The record reflects the accident in this case occurred on July 29, 2001. Ms. Bowe, Mrs. Deleveaux, and Mrs. Ferguson had just arrived in Miami on an American Eagle commuter aircraft from Nassau. The aircraft arrived at a freestanding building, separate from the main concourse. In accordance with practice for aircraft arriving at that location, Ms. Bowe, Mrs. Deleveaux, and Mrs. Ferguson departed the aircraft and boarded an American Airlines bus for the short trip to the main terminal. The bus brought them to the bus depot. Although it appears from the record the bus depot is served by two escalators and an elevator, at best the record is murky concerning ingress, egress, and the extent to which the general passenger populace on the concourses is free to enter the depot area….

The preemptive effect of the Convention on local law extends no further than the Convention's own substantive scope. In this regard, it is clear from the text of the Convention it applies only to a “carrier.” Warsaw Convention, art. 17. In addition, the Convention applies only to injuries occurring either on board an aircraft or “in the course of any operations of embarking or disembarking.” Warsaw Convention, art. 17. These requirements constitute the initial inquiries we must make to determine whether the Convention is applicable to the claims being made and those we must consider here….

The Warsaw Convention also does not define or elucidate upon the phrase “operations of embarking or disembarking.” See Warsaw Convention, art. 17. However, it is clear the term does not automatically exclude events transpiring, as is the case here, within an airline terminal building. Rather than impose location-based or other rigid criteria to delimit these periods of liability under the Warsaw Convention, courts employ a three-prong test or guide to determine whether a passenger is entitled to seek the benefits of the Convention by considering: (1) the passenger's activity at the time of the accident; (2) the passenger's whereabouts at the time of the accident; and (3) the amount of control being exercised by the carrier at the time of the injury. In addition, when considering these factors, these same courts have made clear that no single factor is dispositive. Instead, “the three factors form a ‘single, unitary [analytical] base.'"

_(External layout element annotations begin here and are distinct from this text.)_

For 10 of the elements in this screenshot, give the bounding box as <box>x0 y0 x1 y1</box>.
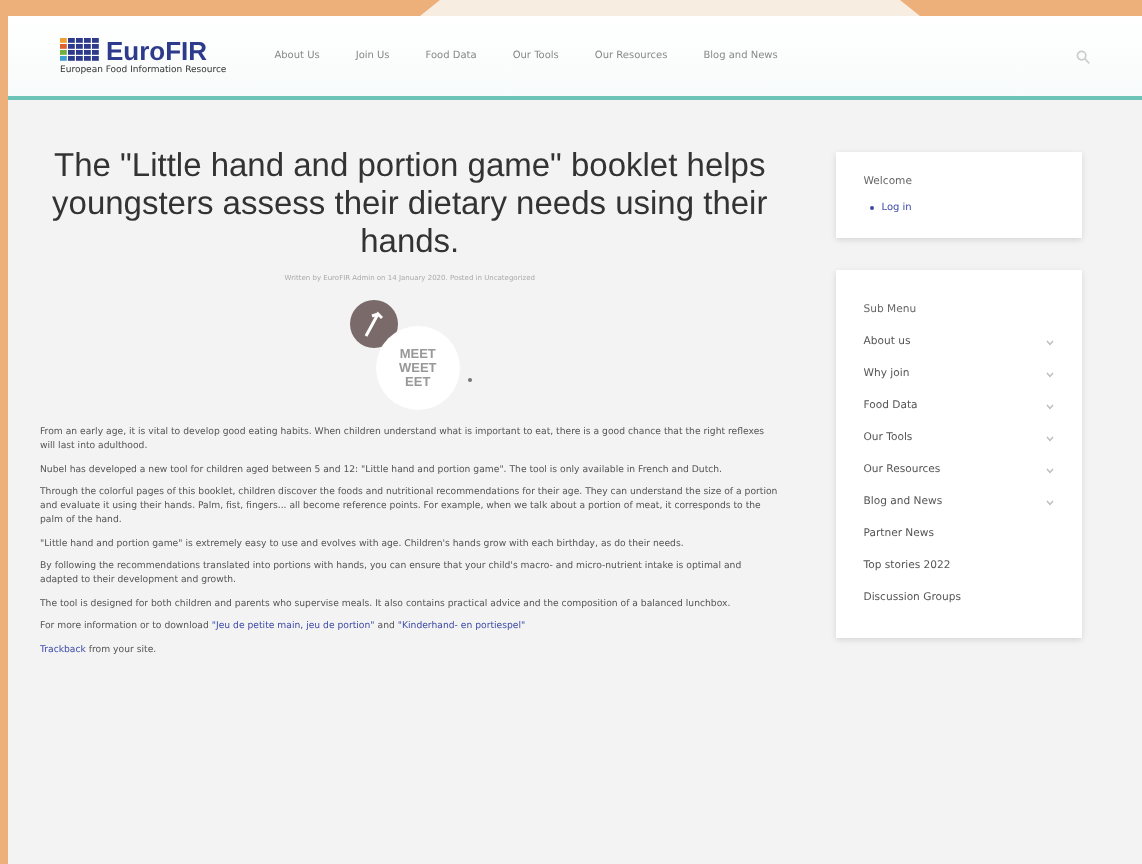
search-icon[interactable] <box>1076 49 1090 63</box>
article-title: The "Little hand and portion game" booklet helps youngsters assess their dietary needs using their hands. <box>50 148 770 262</box>
chevron-icon[interactable] <box>1046 499 1054 505</box>
chevron-icon[interactable] <box>1046 435 1054 441</box>
chevron-icon[interactable] <box>1046 371 1054 377</box>
chevron-icon[interactable] <box>1046 403 1054 409</box>
chevron-icon[interactable] <box>1046 467 1054 473</box>
logo-text[interactable]: EuroFIR <box>106 37 208 63</box>
logo-bars-icon <box>60 38 100 62</box>
chevron-icon[interactable] <box>1046 339 1054 345</box>
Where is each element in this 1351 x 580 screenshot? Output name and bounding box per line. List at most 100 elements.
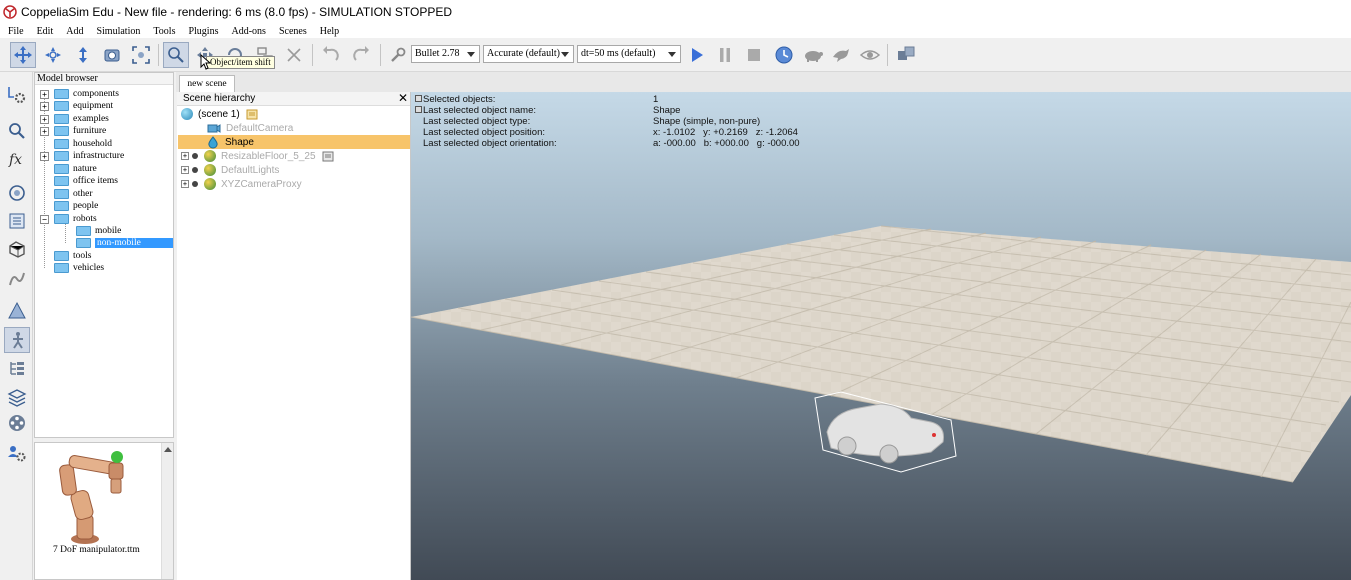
undo-icon[interactable] bbox=[318, 42, 344, 68]
menu-addons[interactable]: Add-ons bbox=[231, 26, 265, 37]
calculation-modules-icon[interactable] bbox=[4, 298, 30, 324]
tree-item-other[interactable]: other bbox=[54, 188, 93, 200]
folder-icon bbox=[54, 251, 69, 261]
hierarchy-item-shape[interactable]: Shape bbox=[178, 135, 410, 149]
script-icon[interactable] bbox=[322, 151, 334, 162]
hierarchy-item-xyz-camera-proxy[interactable]: + XYZCameraProxy bbox=[181, 177, 409, 191]
scene-viewport[interactable]: Selected objects: 1 Last selected object… bbox=[411, 92, 1351, 580]
tree-item-non-mobile[interactable]: non-mobile bbox=[76, 237, 173, 249]
accuracy-select[interactable]: Accurate (default) bbox=[483, 45, 574, 63]
user-settings-icon[interactable] bbox=[4, 440, 30, 466]
checkbox[interactable] bbox=[415, 106, 422, 113]
menu-add[interactable]: Add bbox=[66, 26, 83, 37]
expand-icon[interactable]: + bbox=[40, 114, 49, 124]
tree-item-household[interactable]: household bbox=[54, 138, 112, 150]
menu-scenes[interactable]: Scenes bbox=[279, 26, 307, 37]
hierarchy-item-default-lights[interactable]: + DefaultLights bbox=[181, 163, 409, 177]
preview-model-label: 7 DoF manipulator.ttm bbox=[53, 545, 140, 555]
speed-up-icon[interactable] bbox=[828, 42, 854, 68]
scene-hierarchy-header: Scene hierarchy ✕ bbox=[177, 92, 410, 106]
checkbox[interactable] bbox=[415, 95, 422, 102]
path-icon[interactable] bbox=[4, 266, 30, 292]
collapse-icon[interactable]: − bbox=[40, 214, 49, 224]
collections-icon[interactable] bbox=[4, 355, 30, 381]
dynamics-wrench-icon[interactable] bbox=[385, 42, 411, 68]
menu-tools[interactable]: Tools bbox=[153, 26, 175, 37]
expand-icon[interactable]: + bbox=[181, 166, 189, 174]
menu-simulation[interactable]: Simulation bbox=[96, 26, 140, 37]
hierarchy-item-scene[interactable]: (scene 1) bbox=[181, 107, 409, 121]
model-icon bbox=[192, 153, 198, 159]
tree-item-examples[interactable]: + examples bbox=[40, 113, 109, 125]
accuracy-value: Accurate (default) bbox=[487, 48, 561, 59]
tree-item-infrastructure[interactable]: + infrastructure bbox=[40, 150, 124, 162]
pause-icon[interactable] bbox=[712, 42, 738, 68]
script-icon[interactable] bbox=[246, 109, 258, 120]
tab-new-scene[interactable]: new scene bbox=[179, 75, 235, 92]
play-icon[interactable] bbox=[684, 42, 710, 68]
folder-icon bbox=[54, 151, 69, 161]
ik-icon[interactable] bbox=[4, 327, 30, 353]
preview-scrollbar[interactable] bbox=[161, 443, 173, 579]
scripts-icon[interactable] bbox=[4, 384, 30, 410]
timestep-value: dt=50 ms (default) bbox=[581, 48, 656, 59]
menu-help[interactable]: Help bbox=[320, 26, 339, 37]
expand-icon[interactable]: + bbox=[40, 89, 49, 99]
tree-item-furniture[interactable]: + furniture bbox=[40, 125, 106, 137]
physics-engine-select[interactable]: Bullet 2.78 bbox=[411, 45, 480, 63]
scene-object-properties-icon[interactable] bbox=[4, 208, 30, 234]
expand-icon[interactable]: + bbox=[181, 152, 189, 160]
fit-to-view-icon[interactable] bbox=[128, 42, 154, 68]
simulation-settings-icon[interactable] bbox=[4, 82, 30, 108]
menu-plugins[interactable]: Plugins bbox=[188, 26, 218, 37]
expand-icon[interactable]: + bbox=[181, 180, 189, 188]
tree-item-robots[interactable]: − robots bbox=[40, 213, 97, 225]
expand-icon[interactable]: + bbox=[40, 126, 49, 136]
shape-edit-icon[interactable] bbox=[4, 236, 30, 262]
shift-camera-icon[interactable] bbox=[70, 42, 96, 68]
camera-angle-icon[interactable] bbox=[99, 42, 125, 68]
move-camera-icon[interactable] bbox=[10, 42, 36, 68]
folder-icon bbox=[54, 101, 69, 111]
menu-edit[interactable]: Edit bbox=[37, 26, 54, 37]
folder-icon bbox=[54, 176, 69, 186]
slow-down-icon[interactable] bbox=[800, 42, 826, 68]
folder-icon bbox=[54, 89, 69, 99]
timestep-select[interactable]: dt=50 ms (default) bbox=[577, 45, 681, 63]
manipulator-thumbnail[interactable] bbox=[49, 447, 149, 545]
tree-item-people[interactable]: people bbox=[54, 200, 98, 212]
visualization-eye-icon[interactable] bbox=[857, 42, 883, 68]
expand-icon[interactable]: + bbox=[40, 151, 49, 161]
stop-icon[interactable] bbox=[741, 42, 767, 68]
tree-item-office-items[interactable]: office items bbox=[54, 175, 118, 187]
model-browser: Model browser + components + equipment + ex… bbox=[34, 72, 174, 438]
layers-icon[interactable] bbox=[4, 180, 30, 206]
function-script-icon[interactable]: fx bbox=[4, 146, 30, 172]
tree-item-nature[interactable]: nature bbox=[54, 163, 97, 175]
menu-file[interactable]: File bbox=[8, 26, 24, 37]
hierarchy-item-resizable-floor[interactable]: + ResizableFloor_5_25 bbox=[181, 149, 409, 163]
folder-icon bbox=[54, 201, 69, 211]
click-select-icon[interactable] bbox=[163, 42, 189, 68]
folder-icon bbox=[76, 226, 91, 236]
redo-icon[interactable] bbox=[348, 42, 374, 68]
tree-item-mobile[interactable]: mobile bbox=[76, 225, 121, 237]
real-time-icon[interactable] bbox=[771, 42, 797, 68]
model-base-icon bbox=[204, 164, 216, 176]
tree-item-vehicles[interactable]: vehicles bbox=[54, 262, 104, 274]
transfer-dna-icon[interactable] bbox=[281, 42, 307, 68]
rotate-camera-icon[interactable] bbox=[40, 42, 66, 68]
scroll-up-icon[interactable] bbox=[163, 445, 173, 455]
model-icon bbox=[192, 167, 198, 173]
video-recorder-icon[interactable] bbox=[4, 410, 30, 436]
tree-item-components[interactable]: + components bbox=[40, 88, 119, 100]
page-selector-icon[interactable] bbox=[893, 42, 919, 68]
folder-icon bbox=[54, 139, 69, 149]
scene-tab-bar: new scene bbox=[176, 72, 1351, 92]
selection-search-icon[interactable] bbox=[4, 118, 30, 144]
close-icon[interactable]: ✕ bbox=[398, 92, 408, 105]
tree-item-equipment[interactable]: + equipment bbox=[40, 100, 113, 112]
tree-item-tools[interactable]: tools bbox=[54, 250, 91, 262]
expand-icon[interactable]: + bbox=[40, 101, 49, 111]
hierarchy-item-default-camera[interactable]: DefaultCamera bbox=[207, 121, 409, 135]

That three-part test poses difficult questions as to when the application of the treaty ends and state law begins. Depending on what the passenger is doing, where they are doing it, and whether they are “controlled” by the carrier, the Warsaw Convention applies. The key idea is that there is a point in every flight of every passenger that he or she ceases to “disembark” from flight. At that exact moment state tort law applies. But before that moment, the Warsaw Convention applies and preempts contrary state law. So where should that line be? At the airplane door, the terminal gate, the baggage carousel, or perhaps the airport parking lot?

Incidentally, the court in Bowe makes no mention of Medellin and whether the Warsaw Convention should still be interpreted as a self-executing treaty in light of Medellin. Supreme Court precedent indicates that the Warsaw Convention is self-executing, but the preemption analysis in the Supreme Court’s decision in El Al Israel v. Tseng offers a useful comparison to the self-executing analysis in Medellin. In El Al Israel, the Court ruled that a “home-centered preemption analysis … should not be applied, mechanically, in construing our international obligations” and that the “text, drafting history, and underlying purpose of the Convention” should be examined to determine whether a treaty preempts state law. The Court also looked extensively to the interpretations given to the treaty in the “opinions of sister signatories.” Medellin, by contrast, focused primarily on text and the interpretion of the United States, which it said is entitled to great weight. As we try to make sense of Medellin, it would be useful to analyze why the Court ruled that the Warsaw Convention is self-executing in El Al Israel, but that in Medellin it ruled that Article 94 of the U.N. Charter is not.